Blended Latent Diffusion under Attention Control for Real-World Video Editing
Deyin Liu, Lin Yuanbo Wu, Xianghua Xie
TL;DR
The work tackles local video editing with image-based diffusion models, addressing background preservation, mask generation, and temporal consistency. It proposes Blend Latent Diffusion under Attention Control, combining DDIM inversion for deterministic background latents, autonomous masking via cross-attention with thresholding, and temporal-spatial attention to enforce inter-frame coherence, all without additional training. Key contributions include a DDIM-based background latent strategy, an online masking mechanism derived from cross-attention maps, and a training-free temporal-spatial attention module that preserves motion and appearance across frames. The approach enables robust real-world video edits such as attribute changes and object category replacements, with practical impact on video editing workflows and accessibility of high-quality edits using public diffusion priors.
Abstract
Due to lack of fully publicly available text-to-video models, current video editing methods tend to build on pre-trained text-to-image generation models, however, they still face grand challenges in dealing with the local editing of video with temporal information.
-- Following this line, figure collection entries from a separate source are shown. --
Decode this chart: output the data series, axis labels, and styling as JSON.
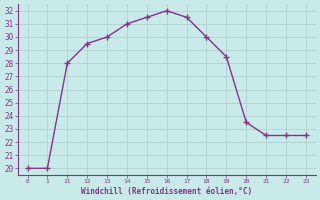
{
  "x_indices": [
    0,
    1,
    2,
    3,
    4,
    5,
    6,
    7,
    8,
    9,
    10,
    11,
    12,
    13,
    14
  ],
  "x_labels": [
    "0",
    "1",
    "11",
    "12",
    "13",
    "14",
    "15",
    "16",
    "17",
    "18",
    "19",
    "20",
    "21",
    "22",
    "23"
  ],
  "y": [
    20,
    20,
    28,
    29.5,
    30,
    31,
    31.5,
    32,
    31.5,
    30,
    28.5,
    23.5,
    22.5,
    22.5,
    22.5
  ],
  "line_color": "#883388",
  "marker": "+",
  "marker_size": 4,
  "bg_color": "#c8eae8",
  "grid_color": "#b0d0d0",
  "xlabel": "Windchill (Refroidissement éolien,°C)",
  "xlabel_color": "#883388",
  "tick_color": "#883388",
  "ylim": [
    19.5,
    32.5
  ],
  "yticks": [
    20,
    21,
    22,
    23,
    24,
    25,
    26,
    27,
    28,
    29,
    30,
    31,
    32
  ],
  "xlim": [
    -0.5,
    14.5
  ]
}
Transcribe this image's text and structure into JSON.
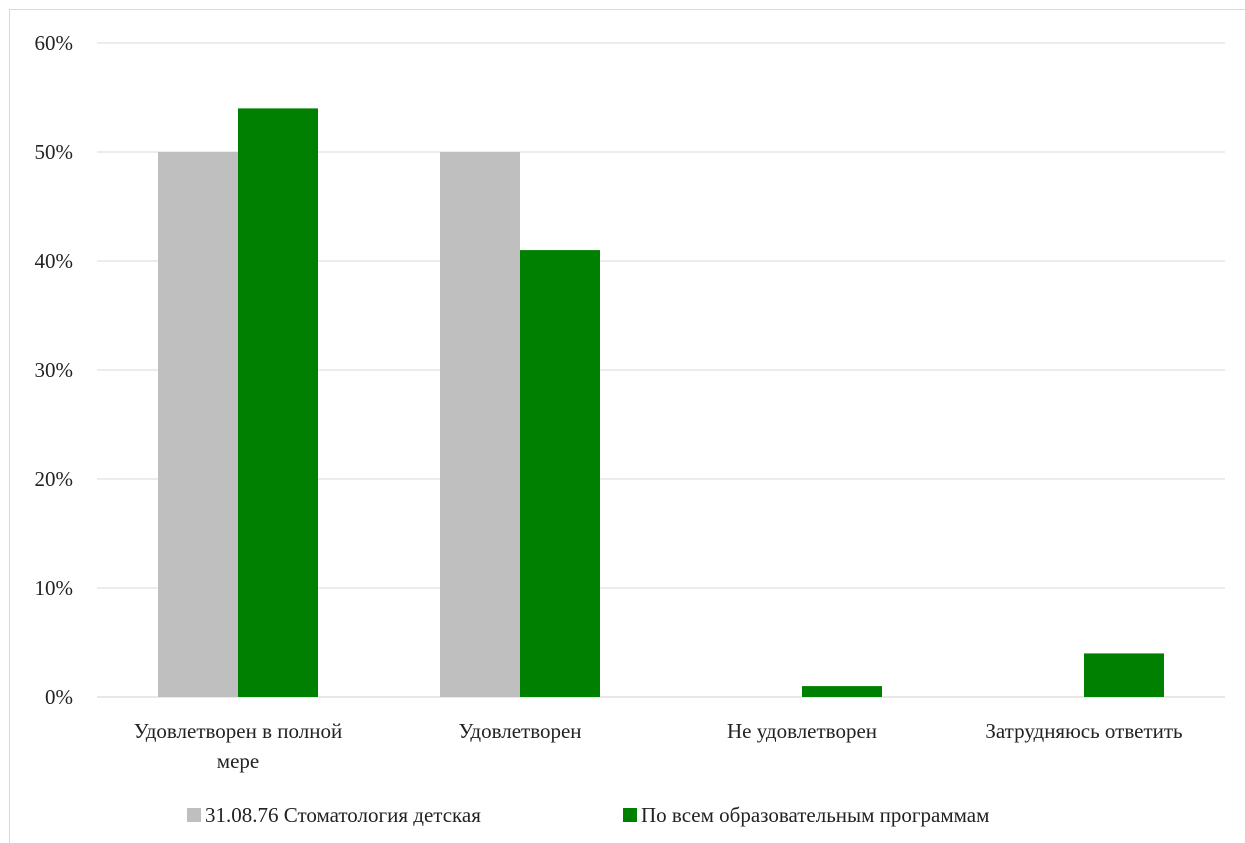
{
  "chart_data": {
    "type": "bar",
    "categories": [
      [
        "Удовлетворен в полной",
        "мере"
      ],
      [
        "Удовлетворен"
      ],
      [
        "Не удовлетворен"
      ],
      [
        "Затрудняюсь ответить"
      ]
    ],
    "series": [
      {
        "name": "31.08.76 Стоматология детская",
        "color": "#bfbfbf",
        "values": [
          50,
          50,
          0,
          0
        ]
      },
      {
        "name": "По всем образовательным программам",
        "color": "#008000",
        "values": [
          54,
          41,
          1,
          4
        ]
      }
    ],
    "ylim": [
      0,
      60
    ],
    "yticks": [
      "0%",
      "10%",
      "20%",
      "30%",
      "40%",
      "50%",
      "60%"
    ],
    "grid": true,
    "legend_position": "bottom"
  }
}
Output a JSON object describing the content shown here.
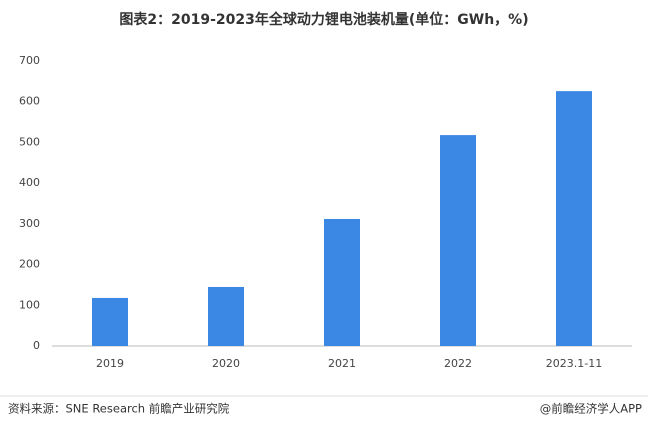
{
  "chart_data": {
    "type": "bar",
    "title": "图表2：2019-2023年全球动力锂电池装机量(单位：GWh，%)",
    "categories": [
      "2019",
      "2020",
      "2021",
      "2022",
      "2023.1-11"
    ],
    "values": [
      118,
      145,
      312,
      518,
      626
    ],
    "color": "#3b87e4",
    "ylim": [
      0,
      700
    ],
    "yticks": [
      0,
      100,
      200,
      300,
      400,
      500,
      600,
      700
    ],
    "grid": false,
    "source": "资料来源：SNE Research 前瞻产业研究院",
    "footer": "@前瞻经济学人APP"
  }
}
First, although existing methods attempt to focus on local area editing by a pre-defined mask, the preservation of the outside-area background is non-ideal due to the spatially entire generation of each frame. In addition, specially providing a mask by user is an additional costly undertaking, so an autonomous masking strategy integrated into the editing process is desirable. Last but not least, image-level pretrained model hasn't learned temporal information across frames of a video which is vital for expressing the motion and dynamics. In this paper, we propose to adapt a image-level blended latent diffusion model to perform local video editing tasks. Specifically, we leverage DDIM inversion to acquire the latents as background latents instead of the randomly noised ones to better preserve the background information of the input video. We further introduce an autonomous mask manufacture mechanism derived from cross-attention maps in diffusion steps. Finally, we enhance the temporal consistency across video frames by transforming the self-attention blocks of U-Net into temporal-spatial blocks. Through extensive experiments, our proposed approach demonstrates effectiveness in different real-world video editing tasks.